I launched a Shopify store tonight. The whole thing. Product page, checkout, connected to a custom frontend. Took a few hours.
Here's the stack and how it went down.
The idea
I run an Instagram page called Zero Dark Tactical where I repost thermal hog hunting videos. It's grown enough that monetizing made sense. One product to start: a tactical hoodie with an integrated face cover, designed for night hunts.
The tools
Shopify for the backend. Product management, inventory, checkout, payments. All the boring stuff that needs to just work.
Bolt for the frontend. It's an AI-powered site builder. You describe what you want, it writes the code. I used it to build a custom storefront that looks way better than a default Shopify theme.
Ace (my OpenClaw AI agent) to help me connect everything. This is where it got interesting.
The Shopify + Bolt connection
This part was honestly a pain. Shopify recently moved to a new "Dev Dashboard" for apps, and the old way of getting API tokens doesn't work anymore. Here's what actually worked:
- Created a Shopify store and added my product
- Built the frontend in Bolt (dark tactical theme, product display, cart)
- In Shopify's Dev Dashboard, created an app called "Website integration"
- Added Storefront API scopes (unauthenticated_read_product_listings, etc.)
- Released a new version of the app with those scopes
- Installed the app on my store
Then the auth kept failing. Tried the GraphQL Storefront API with the client ID as the token. Nope. Tried the Admin API with the client secret. Nope.
The fix was stupid simple: just use the public REST endpoint. https://your-store.myshopify.com/products.json returns everything with zero authentication. Product data, variants, images, prices. All of it.
Told Bolt to fetch from that endpoint instead, and everything connected immediately.
What Ace actually did
I was doing this from my phone over WhatsApp. Ace walked me through every Shopify admin screen, told me exactly what to click, diagnosed auth errors in real time by actually hitting the API endpoints to test them, and wrote the prompts for Bolt when I got stuck.
The whole thing was me sending screenshots, Ace telling me what to do next, and pasting prompts into Bolt.
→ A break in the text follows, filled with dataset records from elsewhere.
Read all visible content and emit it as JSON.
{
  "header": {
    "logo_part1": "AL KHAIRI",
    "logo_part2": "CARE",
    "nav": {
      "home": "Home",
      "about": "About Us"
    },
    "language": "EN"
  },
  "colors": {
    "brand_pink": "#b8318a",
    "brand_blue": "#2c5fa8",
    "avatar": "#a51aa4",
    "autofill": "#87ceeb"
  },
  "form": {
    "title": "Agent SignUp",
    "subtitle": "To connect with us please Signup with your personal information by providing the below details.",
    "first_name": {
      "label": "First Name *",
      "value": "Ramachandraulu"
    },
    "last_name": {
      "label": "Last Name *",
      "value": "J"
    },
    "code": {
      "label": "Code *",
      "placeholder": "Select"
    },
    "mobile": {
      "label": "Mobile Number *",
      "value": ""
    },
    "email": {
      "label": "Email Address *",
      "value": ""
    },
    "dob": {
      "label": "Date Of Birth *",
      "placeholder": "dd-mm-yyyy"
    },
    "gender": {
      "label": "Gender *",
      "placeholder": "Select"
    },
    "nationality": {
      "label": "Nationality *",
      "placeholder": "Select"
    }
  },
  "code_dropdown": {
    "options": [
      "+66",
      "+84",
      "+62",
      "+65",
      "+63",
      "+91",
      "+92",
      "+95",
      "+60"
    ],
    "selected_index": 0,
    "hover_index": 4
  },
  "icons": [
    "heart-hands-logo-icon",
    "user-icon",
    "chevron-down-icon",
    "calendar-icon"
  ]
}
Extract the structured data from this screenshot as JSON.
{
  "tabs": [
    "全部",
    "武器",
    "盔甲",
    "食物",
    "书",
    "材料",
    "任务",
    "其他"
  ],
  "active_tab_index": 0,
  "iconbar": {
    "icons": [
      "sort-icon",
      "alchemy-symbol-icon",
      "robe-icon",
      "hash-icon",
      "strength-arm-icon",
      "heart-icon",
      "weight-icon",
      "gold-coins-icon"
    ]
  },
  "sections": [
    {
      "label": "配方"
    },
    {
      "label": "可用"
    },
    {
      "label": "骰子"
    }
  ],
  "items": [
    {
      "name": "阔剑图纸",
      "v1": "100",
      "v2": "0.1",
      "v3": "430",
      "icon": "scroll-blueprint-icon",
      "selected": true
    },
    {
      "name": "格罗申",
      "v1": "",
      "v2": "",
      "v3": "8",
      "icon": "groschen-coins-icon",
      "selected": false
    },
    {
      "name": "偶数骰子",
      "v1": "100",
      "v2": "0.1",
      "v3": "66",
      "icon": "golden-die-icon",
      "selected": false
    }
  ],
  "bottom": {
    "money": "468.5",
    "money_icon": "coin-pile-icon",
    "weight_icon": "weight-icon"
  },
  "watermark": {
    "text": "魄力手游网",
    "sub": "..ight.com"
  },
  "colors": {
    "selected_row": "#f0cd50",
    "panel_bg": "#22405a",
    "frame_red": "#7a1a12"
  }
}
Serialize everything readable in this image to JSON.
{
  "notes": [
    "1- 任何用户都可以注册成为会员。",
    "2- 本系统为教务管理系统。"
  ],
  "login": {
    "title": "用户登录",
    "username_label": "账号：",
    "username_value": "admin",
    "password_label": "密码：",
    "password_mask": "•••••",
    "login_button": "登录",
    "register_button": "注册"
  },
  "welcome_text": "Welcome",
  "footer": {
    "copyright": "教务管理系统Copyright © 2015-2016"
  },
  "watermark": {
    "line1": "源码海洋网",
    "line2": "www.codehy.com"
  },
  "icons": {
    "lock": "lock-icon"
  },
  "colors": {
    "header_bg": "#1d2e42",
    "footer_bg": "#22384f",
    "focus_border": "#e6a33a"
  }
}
Phone to store in one session.
What's live
Zero Dark Tactical has a custom storefront pulling products from Shopify. One product for now (the tactical hoodie), checkout redirects to Shopify's hosted checkout. Clean, fast, on brand.
Check it out: zerodarktactical.co and follow the IG at @zerodarktactical.
Next up: automating content posting on the Instagram page. That's where it gets really fun.
The takeaway
You don't need to know how APIs work to launch an ecommerce store with a custom frontend anymore. Between Bolt building the site, Shopify handling the backend, and an AI agent connecting the dots, the barrier is basically just having an idea and a product.
The whole "learn to code" era is over. Now it's "learn to describe what you want clearly." And honestly, that's a skill too. But it's a lot more accessible than learning React and REST APIs.